Apportez-moi des fraises

Apportez-moi des fraises pour que je puisse le demander en mariage. Je lui avais dit y a des années alors que nous nous connaissions depuis quelques mois que si nous nous retrouvions, cela serait pour nous marier. J’ai toujours été comme ça, le tiède m’ennuie. Bien sûr j’avais été obligée de m’adapter à la tiédeur de l’époque, ramolli par le confort et la latitude de notre pays.
Alors, quand je sus que l’heure du rendez-vous de nos retrouvailles se rapprochait, je descendis chez cet homme qui vendait un peu de tout jour et nuit, je lui dis cette phrase à consonance poétique. Vingt ans de prison, il les méritait : ma main et ces fruits.

 

En atelier, 24 février 2020

Alice et Igor

Dans sa vieille enfance qu’elle rejoignait parfois, Alice aimait revenir à ce jeu triste. Elle invitait Igor, car tant qu’à jouer, autant être plusieurs, et deux, c’est bien pour être tristes. Ils s’enfermaient dans un cercle carré tout en se maintenant dans un élan ralenti pour atteindre une infinité minuscule.

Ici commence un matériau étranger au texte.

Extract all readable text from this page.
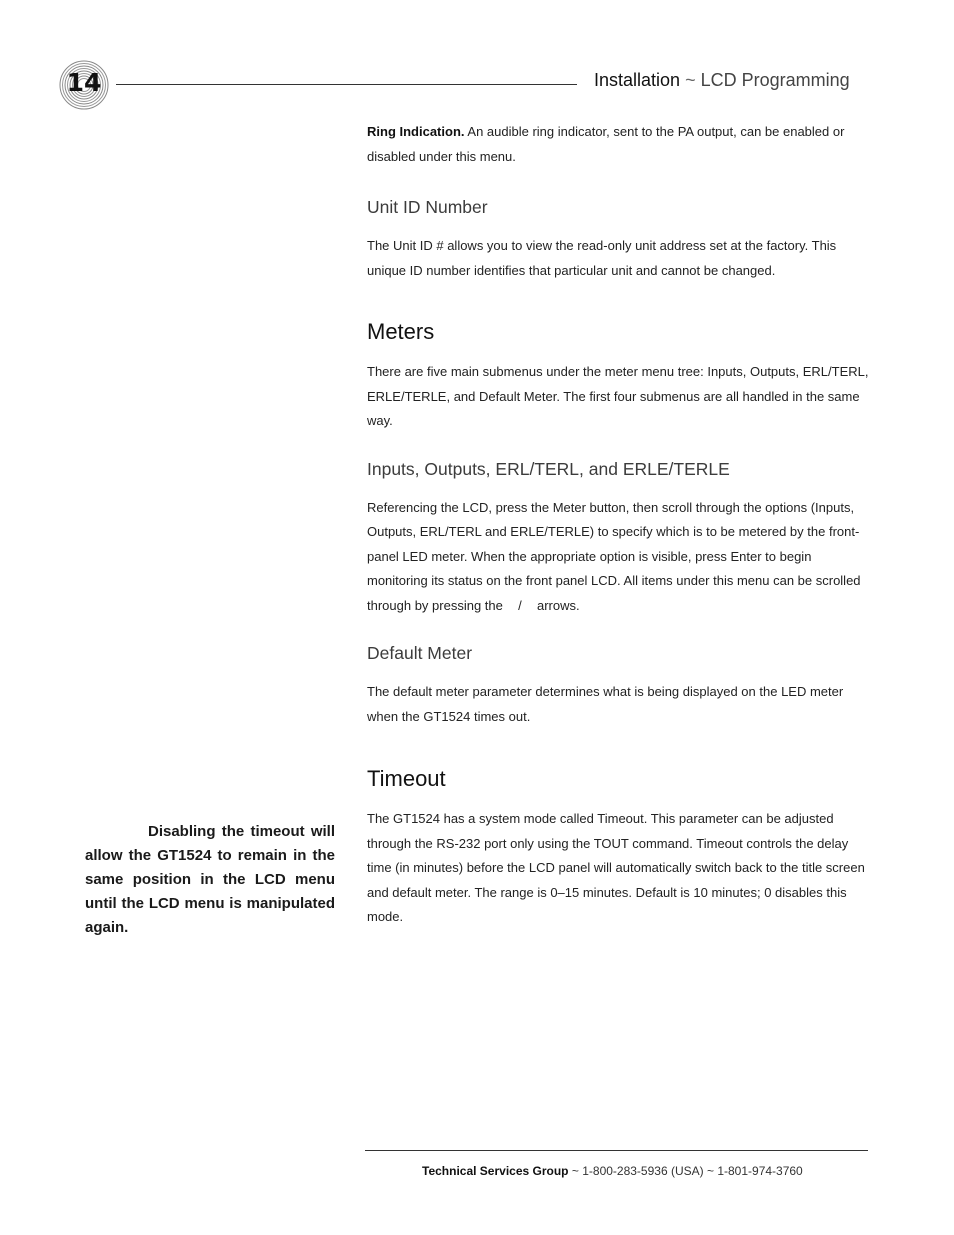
14	Installation ~ LCD Programming

Ring Indication. An audible ring indicator, sent to the PA output, can be enabled or disabled under this menu.

Unit ID Number

The Unit ID # allows you to view the read-only unit address set at the factory. This unique ID number identifies that particular unit and cannot be changed.

Meters

There are five main submenus under the meter menu tree: Inputs, Outputs, ERL/TERL, ERLE/TERLE, and Default Meter. The first four submenus are all handled in the same way.

Inputs, Outputs, ERL/TERL, and ERLE/TERLE

Referencing the LCD, press the Meter button, then scroll through the options (Inputs, Outputs, ERL/TERL and ERLE/TERLE) to specify which is to be metered by the front-panel LED meter. When the appropriate option is visible, press Enter to begin monitoring its status on the front panel LCD. All items under this menu can be scrolled through by pressing the / arrows.

Default Meter

The default meter parameter determines what is being displayed on the LED meter when the GT1524 times out.

Timeout

The GT1524 has a system mode called Timeout. This parameter can be adjusted through the RS-232 port only using the TOUT command. Timeout controls the delay time (in minutes) before the LCD panel will automatically switch back to the title screen and default meter. The range is 0–15 minutes. Default is 10 minutes; 0 disables this mode.

Disabling the timeout will allow the GT1524 to remain in the same position in the LCD menu until the LCD menu is manipulated again.
Technical Services Group ~ 1-800-283-5936 (USA) ~ 1-801-974-3760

Alice était fière car Igor avait assez vite compris ces règles qu’elle avait mises au point avec sa peluche poulet. Depuis que des milliers de gens défilaient pour Adama Traoré, elle cachait sa mascotte. Igor maîtrisa vite les notions de vide plein et d’air solide. Ce qui permit aux deux enfants de progresser rapidement. Les parents n’arrivaient pas à concevoir ce que leurs enfants trafiquaient dans leur inatteignable espace, cependant ça les arrangeait car, du coup, ils pouvaient aller manifester le samedi après-midi dans ce roulement inerte que la vie toute récemment sociale imposait. Seuls Alice et Igor prenaient conscience de l’extension régressive du monde et savaient qu’en jouant de cette façon qu’ils avaient inventée, ils sauveraient leur peau.